Мне в ту минуту ключ к себе вручил Гумилев! Ни одна из девушек, влюбленная в него или любимая им, даже Анна Первая и Анна Вторая – я одна держала в руке страшный ключик – не к нему, неправильно сказала, не к жизни его, к его смерти. Разве можно это забыть?

Не забыл и поэт. И не простил, верный слову, данному себе, верный присяге. Если б ясновидение было дано мне, надо бы уже тогда, осенив себя крестным знамением, попросить Господа принять в Царствие Небесное и раба Своего, Учителя и Поэта моего – Николая сына Степанова, Гумилева.

Кажется мне, что я только теперь поняла подлинное значение слов: воспоминания, ассоциации. Прожитая жизнь – карточный домик, из которого одну карту вытащишь – вся постройка рухнет. Строительный материал повести жизни хоть и не карты, каждый его элемент – целый мир и целый век – и всего только составная часть целого. Ни бревнышка, ни щепки нельзя убрать. Ни добавить. Значит, и в беспорядке моих, часто, казалось бы, бессмысленных воспоминаний есть внутренняя логика, пренебречь которою трудно.

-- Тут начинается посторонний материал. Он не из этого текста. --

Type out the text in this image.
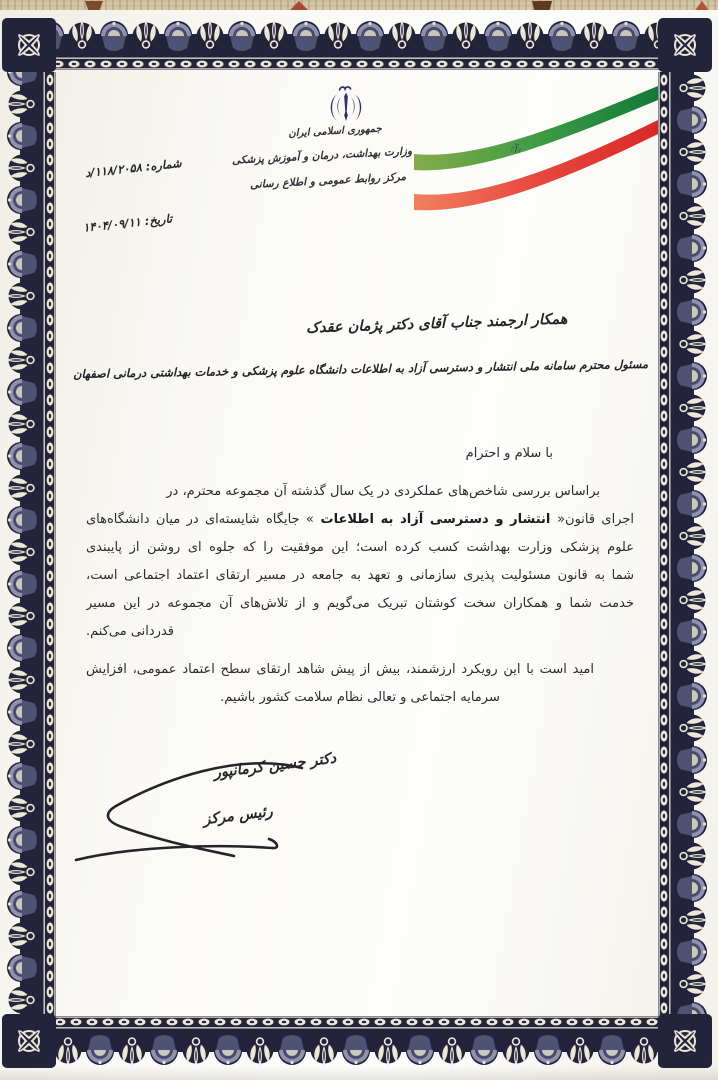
جمهوری اسلامی ایران
وزارت بهداشت، درمان و آموزش پزشکی
مرکز روابط عمومی و اطلاع رسانی
شماره: ۱۱۸/۲۰۵۸/د
تاریخ: ۱۴۰۴/۰۹/۱۱
همکار ارجمند جناب آقای دکتر پژمان عقدک
مسئول محترم سامانه ملی انتشار و دسترسی آزاد به اطلاعات دانشگاه علوم پزشکی و خدمات بهداشتی درمانی اصفهان
با سلام و احترام
براساس بررسی شاخص‌های عملکردی در یک سال گذشته آن مجموعه محترم، در
اجرای قانون« انتشار و دسترسی آزاد به اطلاعات » جایگاه شایسته‌ای در میان دانشگاه‌های
علوم پزشکی وزارت بهداشت کسب کرده است؛ این موفقیت را که جلوه ای روشن از پایبندی
شما به قانون مسئولیت پذیری سازمانی و تعهد به جامعه در مسیر ارتقای اعتماد اجتماعی است،
خدمت شما و همکاران سخت کوشتان تبریک می‌گویم و از تلاش‌های آن مجموعه در این مسیر
قدردانی می‌کنم.
امید است با این رویکرد ارزشمند، بیش از پیش شاهد ارتقای سطح اعتماد عمومی، افزایش
سرمایه اجتماعی و تعالی نظام سلامت کشور باشیم.
دکتر حسین کرمانپور
رئیس مرکز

Но не могу в конце главы о нашем совместном переживании убийства царской семьи не сказать, что считаю его тогдашнюю реакцию одним из неоспоримых признаков отрицания Гумилевым всего совершавшегося в России тех лет. Намеренно сказала: признаков, а не доказательств. Какие доказательства, разрешения, прощения, казни применимы к поэту? И за какие преступления? За право думать как хочется? За то, что не подчинил своего мировоззрения политическому указу дня? Поэты – крылатая порода, не акцизные чиновники! Но как раз в нашем, да и в предыдущем, почти просвещенных веках, надумали власти разверстывать их, как нас, грешных, на пользу государству. Один лишь факт, что офицер и дворянин, георгиевский кавалер Николай Степанович Гумилев был монархистом или кадетом, спиритистом или бабником, был или не был причастен к какому-то неудавшемуся заговору – не преступление, пока не доказано, что людям вообще или людям власть имущим вредил. Ни один волос ни с одной державной головы по вине поэта не упал. А голова поэта оказалась подлинно, где он предвидел: «в ящике скользком на самом дне». За этот позор мы должны были бы в наказание повторять его же слова, те – на трамвайных рельсах: «Не прощу».